W środę w Turcji rozegrano pierwszy wielki mecz o stawkę. Obecny mistrz kraju Fenerbahce Medicana Stambuł zagrał z Eczacibasi Dynavit Stambuł o Superpuchar.
Zespół prowadzony obecnie przez Marco Fenoglio z pewnością pamiętał wydarzenia sprzed roku. W sezonie 2023/2024 podopieczne ówczesnego szkoleniowca Stefano Lavariniego uległy po bardzo zaciętym spotkaniu Vakifbankowi 3:2.
Gwiazdą spotkania była wtedy bez wątpienia Magdalena Stysiak, która zdobyła aż 36 punktów. W tegorocznej edycji Superpucharu Turcji polska atakująca nie mogła jednak powtórzyć tego wyczynu - od początku meczu w szóstce znalazła się bowiem Melissa Vargas.

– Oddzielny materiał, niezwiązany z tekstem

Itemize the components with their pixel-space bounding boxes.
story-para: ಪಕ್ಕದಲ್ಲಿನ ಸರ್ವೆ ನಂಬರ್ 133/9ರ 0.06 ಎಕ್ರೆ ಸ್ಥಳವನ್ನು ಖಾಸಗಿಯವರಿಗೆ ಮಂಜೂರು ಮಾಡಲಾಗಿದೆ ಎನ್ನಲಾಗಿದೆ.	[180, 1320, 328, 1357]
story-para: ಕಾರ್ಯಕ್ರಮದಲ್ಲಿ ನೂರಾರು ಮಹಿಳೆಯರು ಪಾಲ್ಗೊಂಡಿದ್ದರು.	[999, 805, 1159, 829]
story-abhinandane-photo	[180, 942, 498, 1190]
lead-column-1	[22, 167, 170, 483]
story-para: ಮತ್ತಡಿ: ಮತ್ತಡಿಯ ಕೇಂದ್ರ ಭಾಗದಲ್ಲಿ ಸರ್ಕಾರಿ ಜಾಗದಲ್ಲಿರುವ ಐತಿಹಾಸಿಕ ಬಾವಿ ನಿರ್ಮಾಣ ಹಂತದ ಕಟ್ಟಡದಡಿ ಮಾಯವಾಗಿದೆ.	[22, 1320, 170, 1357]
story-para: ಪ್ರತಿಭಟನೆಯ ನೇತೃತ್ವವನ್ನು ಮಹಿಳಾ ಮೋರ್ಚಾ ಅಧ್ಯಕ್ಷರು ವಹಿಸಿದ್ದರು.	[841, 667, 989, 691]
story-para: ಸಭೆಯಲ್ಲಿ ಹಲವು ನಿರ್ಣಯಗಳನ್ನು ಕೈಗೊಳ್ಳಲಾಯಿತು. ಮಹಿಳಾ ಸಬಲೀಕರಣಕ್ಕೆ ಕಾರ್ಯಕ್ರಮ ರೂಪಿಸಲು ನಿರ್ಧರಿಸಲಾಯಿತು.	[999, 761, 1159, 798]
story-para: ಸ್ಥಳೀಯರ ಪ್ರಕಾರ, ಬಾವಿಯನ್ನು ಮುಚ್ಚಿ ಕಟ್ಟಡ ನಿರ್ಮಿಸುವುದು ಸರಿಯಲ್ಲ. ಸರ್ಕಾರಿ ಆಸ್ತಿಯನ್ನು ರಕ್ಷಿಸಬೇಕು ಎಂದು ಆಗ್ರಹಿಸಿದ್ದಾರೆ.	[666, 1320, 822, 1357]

ZOBACZ WIDEO: #dziejesiewsporcie "Trening mięśni brzucha… i twarzy". Dziennikarka Polsatu znów pokazała moc
Liderka Fenerbahce weszła w mecz nieźle, jednak zawodniczki Eczacibasi również prezentowały dobrą formę. Na samym starcie szalała w ataku oraz polu serwisowym Alexa Gray. Wszystkie oczy i tak jednak skierowane były na Tijanę Bosković, która, jak zwykle, miała poprowadzić team do zwycięstwa. Dla niej to dzień jak co dzień.
Serbka zaprezentowała niesamowitą moc w premierowej partii, ale to siatkarki drużyny przeciwnej cieszyły się z wygranej. W Fenerbahce z każdą kolejną akcją rozkręcała się Ana Cristina, która na najwyższe obroty weszła w drugim secie. Świetna Bosković nie chciała się jednak zatrzymać i niemalże w pojedynkę doprowadziła do remisu.
Od trzeciej partii kibice mogli obserwować ogromną siłę po stronie mistrzyń kraju. Melissa Vargas weszła w tryb absolutnej terminatorki - w ataku, ale też na zagrywce. Wybornie w ofensywie wyglądała również Ana Cristina. Brazylijka mocno wsparła Vargas w wygrywaniu kolejnych akcji.
Pod koniec seta na parkiecie pojawiła się Stysiak. Polka miała jednak tylko wzmocnić blok w jednym ustawieniu.
Czwartą partię jej zespół kontrolował od początku do końca. Bardzo zmęczona Tijana Bosković była osamotniona w zdobywaniu punktów. Fenerbahce pokonało w czterech setach Eczacibasi i wygrało Superpuchar Turcji. Dla Magdaleny Stysiak to pierwszy taki triumf w karierze.
Najbardziej wartościową zawodniczką meczu została Melissa Vargas, która zdobyła 28 punktów. Do bardzo wysokiej skuteczności w ataku dołożyła trzy asy oraz trzy bloki.